Yukarıda anlatmaya çalıştığım gerçekler kabul edilmeden Güney Kürdistan ve Kürd ulusunun geleceği ile ilgili sağlıklı değerlendirme yapamayız.
Pasta kesme görüntülerinden çoğumuz rahatsız olduk, bu anlaşılır bir şey. Kimse bunu savunup arkasında duramaz. Duygusal olarak hepimiz incindik ve " bu kadar da olmamalı" dedik. Ancak buradan yola çıkarak Barzani ailesini ve KDP'yi yerden yere vurmak için siyasi malzeme yapmak doğru bir tavır değil. Varsa yapılan eleştiriler ilkeli ve tutarlı olmalı. KDP ve Barzani ailesi 100 yılı aşan mücadele tarihi ile, binbir zorluk ile, bedel ödeye ödeye tehlikeli süreçlerden geçti. Yargılandıkları mahkemede ve idam sehpasında bile kendi ilkeli siyasetlerinden, ulusal mücadelelerinden zerre kadar ödün vermeden bu günlere geldiler.

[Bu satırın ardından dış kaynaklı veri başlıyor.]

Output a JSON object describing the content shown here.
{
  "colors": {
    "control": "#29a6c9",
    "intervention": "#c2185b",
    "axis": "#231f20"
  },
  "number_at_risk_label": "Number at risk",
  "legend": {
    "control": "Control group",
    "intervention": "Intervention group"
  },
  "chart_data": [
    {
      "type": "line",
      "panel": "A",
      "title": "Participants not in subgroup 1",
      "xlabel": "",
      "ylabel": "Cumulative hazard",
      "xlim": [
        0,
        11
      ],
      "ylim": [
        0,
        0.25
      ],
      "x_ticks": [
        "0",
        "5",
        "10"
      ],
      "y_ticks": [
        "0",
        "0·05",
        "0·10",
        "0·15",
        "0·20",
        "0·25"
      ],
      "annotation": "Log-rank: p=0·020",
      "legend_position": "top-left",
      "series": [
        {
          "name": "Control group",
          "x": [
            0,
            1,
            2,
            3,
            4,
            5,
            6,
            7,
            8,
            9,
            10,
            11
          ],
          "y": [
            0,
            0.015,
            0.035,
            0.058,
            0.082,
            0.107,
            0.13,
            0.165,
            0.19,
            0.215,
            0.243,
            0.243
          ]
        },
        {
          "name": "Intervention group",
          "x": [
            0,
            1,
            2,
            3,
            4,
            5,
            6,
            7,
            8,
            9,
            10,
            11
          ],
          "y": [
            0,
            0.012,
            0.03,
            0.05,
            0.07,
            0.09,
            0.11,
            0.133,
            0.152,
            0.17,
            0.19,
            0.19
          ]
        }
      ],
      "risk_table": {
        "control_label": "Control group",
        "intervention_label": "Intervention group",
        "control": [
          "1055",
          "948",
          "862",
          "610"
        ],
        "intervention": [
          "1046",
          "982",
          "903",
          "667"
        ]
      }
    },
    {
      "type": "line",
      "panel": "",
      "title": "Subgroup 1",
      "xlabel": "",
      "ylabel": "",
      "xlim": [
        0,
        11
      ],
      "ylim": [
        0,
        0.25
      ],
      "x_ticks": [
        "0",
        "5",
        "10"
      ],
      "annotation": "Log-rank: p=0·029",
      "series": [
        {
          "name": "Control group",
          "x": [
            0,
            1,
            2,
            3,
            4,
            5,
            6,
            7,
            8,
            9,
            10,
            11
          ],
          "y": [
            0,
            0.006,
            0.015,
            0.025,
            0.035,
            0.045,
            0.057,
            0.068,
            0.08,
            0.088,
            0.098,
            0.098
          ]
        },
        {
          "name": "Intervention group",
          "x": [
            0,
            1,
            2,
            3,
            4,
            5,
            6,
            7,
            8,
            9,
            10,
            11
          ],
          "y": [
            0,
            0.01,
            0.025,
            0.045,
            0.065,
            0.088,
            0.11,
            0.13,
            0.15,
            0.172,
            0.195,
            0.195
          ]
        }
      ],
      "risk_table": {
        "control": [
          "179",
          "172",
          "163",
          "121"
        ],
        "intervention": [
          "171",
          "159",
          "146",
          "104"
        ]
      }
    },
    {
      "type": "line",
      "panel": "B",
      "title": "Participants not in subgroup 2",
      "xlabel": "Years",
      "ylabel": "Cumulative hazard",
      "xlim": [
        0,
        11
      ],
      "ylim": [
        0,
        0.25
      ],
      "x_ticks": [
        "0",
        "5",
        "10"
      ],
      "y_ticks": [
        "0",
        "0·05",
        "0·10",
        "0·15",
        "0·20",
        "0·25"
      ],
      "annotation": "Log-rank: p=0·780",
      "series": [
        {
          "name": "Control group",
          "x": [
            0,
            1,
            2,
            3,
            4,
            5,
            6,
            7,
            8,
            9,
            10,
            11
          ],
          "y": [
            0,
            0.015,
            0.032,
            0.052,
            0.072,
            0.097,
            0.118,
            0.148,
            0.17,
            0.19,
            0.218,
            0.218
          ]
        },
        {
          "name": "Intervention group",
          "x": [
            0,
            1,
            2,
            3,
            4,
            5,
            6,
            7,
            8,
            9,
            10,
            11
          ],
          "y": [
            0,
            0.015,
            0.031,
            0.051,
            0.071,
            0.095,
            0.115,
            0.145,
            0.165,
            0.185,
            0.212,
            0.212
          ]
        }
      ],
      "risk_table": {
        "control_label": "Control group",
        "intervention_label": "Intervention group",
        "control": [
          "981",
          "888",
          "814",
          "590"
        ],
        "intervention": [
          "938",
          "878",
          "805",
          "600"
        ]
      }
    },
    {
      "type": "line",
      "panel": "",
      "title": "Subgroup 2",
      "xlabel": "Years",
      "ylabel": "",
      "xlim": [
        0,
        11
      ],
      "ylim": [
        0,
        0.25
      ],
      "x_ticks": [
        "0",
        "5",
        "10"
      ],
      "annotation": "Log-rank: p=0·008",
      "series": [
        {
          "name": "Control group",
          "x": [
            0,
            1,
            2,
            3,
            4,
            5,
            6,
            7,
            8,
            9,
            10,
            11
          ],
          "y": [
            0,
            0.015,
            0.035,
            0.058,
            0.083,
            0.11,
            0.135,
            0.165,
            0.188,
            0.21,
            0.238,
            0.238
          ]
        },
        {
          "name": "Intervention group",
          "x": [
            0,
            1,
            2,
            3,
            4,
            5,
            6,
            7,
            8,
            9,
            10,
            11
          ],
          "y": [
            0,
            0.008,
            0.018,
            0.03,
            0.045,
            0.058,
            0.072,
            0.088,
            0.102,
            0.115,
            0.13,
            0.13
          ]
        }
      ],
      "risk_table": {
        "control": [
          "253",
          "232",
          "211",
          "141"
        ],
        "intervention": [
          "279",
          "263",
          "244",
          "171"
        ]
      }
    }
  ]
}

Eleştirilecek yanları olsa bile bu eleştiriler dostça olmalı ve "Herkes önce çuvaldızı önce kendisine batırsın". Pasta kesmek veya "O kaçtı, ben savaştım" diyerek eleştirinin seviyesini düşürmek, siyasi anlamlar yüklemek çabası ile bir yere varılamaz. Kimse eleştirilmez değil. Ancak ulusal mücadeleden yana idealleri dışında kişisel beklentisi olmayanlar "takım tutar gibi" değil ilkeli ve seviyeli eleştiri yapmalı. Eleştiri yaparken düşmana fırsat vermemeli.
KDP ve Barzani ailesinden bu güne kadar tek bir kişi "Kürdistan'ı çöpe attık" dememiştir. Dediği anda zaten biter. Barzani ailesinin ve KDP'nin bu güne kadar var olmasının ve her şartta halktan destek ve teveccüh görmesinin nedeni kendi ilkelerinden tutarlı olmaları ve Kürdistani ilkeleridir. Eleştiri yaparken bunlar
unutulmamalı. Yine unutulmaması gereken daha dün Kürdistan toprağı olan Şengal'in ve boşaltılan Mahmur kampının Güney Kürdistan Federal Yönetimine değil de Irak yönetimine kimlerin teslim etmek istediğidir. Irak askerini Mahmur'dan çıkartmak için üç Peşmerge şehir oldu. Pastanın kesilmesinden önce üzerinde durulması gereken budur.
Kendi geçmişini inkar ederek "Kürdistan'ı çöpe attık" diyenler, referandumda halkların verdiği evet oyuna rağmen saygı duymayanlar ortaya saygı duyulacak hangi tutarlı görüşü koydular? Türk solu gibi Bağımsız Kürdistan'a karşı tavır alanların Barzani ailesini ve KDP'yi eleştirmeye hakları da yoktur. Yunus Emre'nin dediği gibi;
"BÄ°R BÄ°NAYI YAPAMAZSAN
YIKIPTE VÄ°RAN EYLEME"
A.Güllüoğlu
Not: Yazılarımda sıklıkla Irak'ın kuzeyi değil Güney Kurdistan diye yazmam belki dikkatinizi çekmiştir. Bunun nedeni bölgeyi gerçek ismi ile anmayanlara karşı bir tavır olup önce kulakların sonra beyinlerin alışması içindir.
Bu makalede yer alan fikirler yazara aittir ve Nerina Azad'ın editöryal politikasını yansıtmayabilir.